Algunas noches después, Lorentino recibió la visita de San Martín; departieron, lo contempló. Lorentino pintó el San Martín y se lo entregó al campesino. Era la obra de un maestro. El campesino la colgó en una pared de su cocina donde la contempló su madre con agradecimiento pero con alguna decepción porque cómo podía el pintor haber visto al bueno de San Martín a quien ella había rogado que la liberase de la enfermedad. El cuadro siguió en la pared mientras vivieron sus huéspedes y después de que hubieran muerto y cuando las paredes de la casa se agrietaron; en algún momento fue vuelto del revés para tapar mejor una hendidura, de modo que la pintura se fue desvaneciendo hasta desaparecer por completo.
Esta historia la cuenta, junto a otras, Pierre Michon en un volumen que Anagrama edita bajo el título Señores y sirvientes. Reune tres libros que el autor escribió entre 1988 y 1996. En total cinco relatos de pintores, cada uno bajo una perspectiva diferente: el valor de las obras de arte, la imposibilidad de superar la maestría de los grandes pintores, el impredecible origen y destino de una obra maestra, el control del pintor de su posterioridad y el sueño de vivir una vida de príncipe.
En la primera, Vida de Joseph Roulin, un marchante que ha descubierto años después de la muerte de Van Gogh su valor en dólares sabe de la existencia en Marsella de un cartero que guarda un retrato que el pintor le hizo en sus años de Arlès y va a ofrecerle un puñado de dinero para que se lo venda. El cartero no se deja deslumbrar por el oro porque en su escala de valor hay dos cosas superiores, el afecto, aunque sea póstumo, y la fama a la que puede tocar por haber conocido al joven y loco pintor que se cortó una oreja.
En Dios no acaba Goya va desde Zaragoza a Madrid para convertirse en pintor de corte, como un Mengs o un Tiépolo. Se le da la oportunidad de hacer copias de Velázquez para los palacios que el rey tiene fuera de Madrid.
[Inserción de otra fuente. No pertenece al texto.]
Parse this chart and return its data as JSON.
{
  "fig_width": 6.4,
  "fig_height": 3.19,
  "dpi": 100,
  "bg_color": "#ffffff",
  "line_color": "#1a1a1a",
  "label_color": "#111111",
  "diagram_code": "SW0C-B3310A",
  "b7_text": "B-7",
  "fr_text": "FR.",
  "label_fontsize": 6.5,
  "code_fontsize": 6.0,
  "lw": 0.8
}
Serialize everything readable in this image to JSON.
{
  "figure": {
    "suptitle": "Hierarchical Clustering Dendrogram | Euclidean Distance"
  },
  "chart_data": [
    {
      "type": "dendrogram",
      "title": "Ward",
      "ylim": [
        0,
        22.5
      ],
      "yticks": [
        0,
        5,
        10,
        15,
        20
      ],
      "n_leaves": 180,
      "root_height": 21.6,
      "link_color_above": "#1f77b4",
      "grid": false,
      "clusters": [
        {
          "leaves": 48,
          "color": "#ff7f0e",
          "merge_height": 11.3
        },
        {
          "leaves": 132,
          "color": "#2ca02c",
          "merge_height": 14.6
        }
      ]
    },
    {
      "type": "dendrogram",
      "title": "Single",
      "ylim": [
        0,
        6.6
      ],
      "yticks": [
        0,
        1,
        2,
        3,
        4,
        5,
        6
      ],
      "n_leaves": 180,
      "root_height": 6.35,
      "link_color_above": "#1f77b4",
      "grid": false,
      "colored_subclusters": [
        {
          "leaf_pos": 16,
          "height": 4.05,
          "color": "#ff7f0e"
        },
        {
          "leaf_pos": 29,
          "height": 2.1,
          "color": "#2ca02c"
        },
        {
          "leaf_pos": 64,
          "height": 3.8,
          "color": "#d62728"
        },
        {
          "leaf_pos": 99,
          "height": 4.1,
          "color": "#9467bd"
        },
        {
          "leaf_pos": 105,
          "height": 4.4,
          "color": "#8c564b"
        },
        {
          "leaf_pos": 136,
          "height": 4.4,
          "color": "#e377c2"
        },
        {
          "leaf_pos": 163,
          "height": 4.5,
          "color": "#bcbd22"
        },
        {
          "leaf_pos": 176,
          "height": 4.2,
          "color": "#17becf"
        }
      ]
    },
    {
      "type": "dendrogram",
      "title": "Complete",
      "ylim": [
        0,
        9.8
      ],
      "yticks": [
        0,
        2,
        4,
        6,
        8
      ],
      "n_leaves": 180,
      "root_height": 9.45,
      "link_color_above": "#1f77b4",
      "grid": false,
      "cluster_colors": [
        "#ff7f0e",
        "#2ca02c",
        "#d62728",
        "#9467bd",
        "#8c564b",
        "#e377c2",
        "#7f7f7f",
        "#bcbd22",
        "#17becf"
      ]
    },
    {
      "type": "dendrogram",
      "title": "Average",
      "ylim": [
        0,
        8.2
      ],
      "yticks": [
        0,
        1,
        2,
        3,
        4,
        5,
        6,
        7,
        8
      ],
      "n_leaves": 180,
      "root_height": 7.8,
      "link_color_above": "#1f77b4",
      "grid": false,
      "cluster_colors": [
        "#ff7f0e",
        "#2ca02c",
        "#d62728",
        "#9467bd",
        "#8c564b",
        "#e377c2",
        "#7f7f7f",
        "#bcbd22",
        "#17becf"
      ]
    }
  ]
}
Ante los Velázquez del palacio del Buen Retiro ve la imposibilidad de que alguien pueda superar a Velázquez, pero también la ocasión de pintar algo diferente.
En Quiero solazarme un Watteau que en sus últimos años ha gozado como un príncipe libertino, llegados sus días postreros, no quiere que las obras de esa etapa final enturbien su fama y pide al cura que le hace de confidente que las eche al fuego. Mientras arden, desde la butaca de un salón, las contempla y muere.
En Con este signo vencerás se cuenta historia con la que he abierto este comentario.
Y en El Rey del bosque, quizá la historia mejor escrita, un pastorcillo, Gian Domenico Desiderii, entre intrigado y burlón, contempla a un grupo de pintores vagabundear, observar y enmudecer con la mirada quieta ante los bosques de Tívoli, cerca de Roma. Ve sus papeles y carboncillos, los paisajes y castillos que esbozan, y también sus mañas de príncipes, hasta el día en que uno de ellos, Claudio de Lorena, le adopta como sirviente y le abre la oportunidad de vivir como viven los príncipes, esos a los que a visto a distancia entrar y salir de sus castillos o pasar con sus carruajes y gozar de mujeres limpias y perfumadas.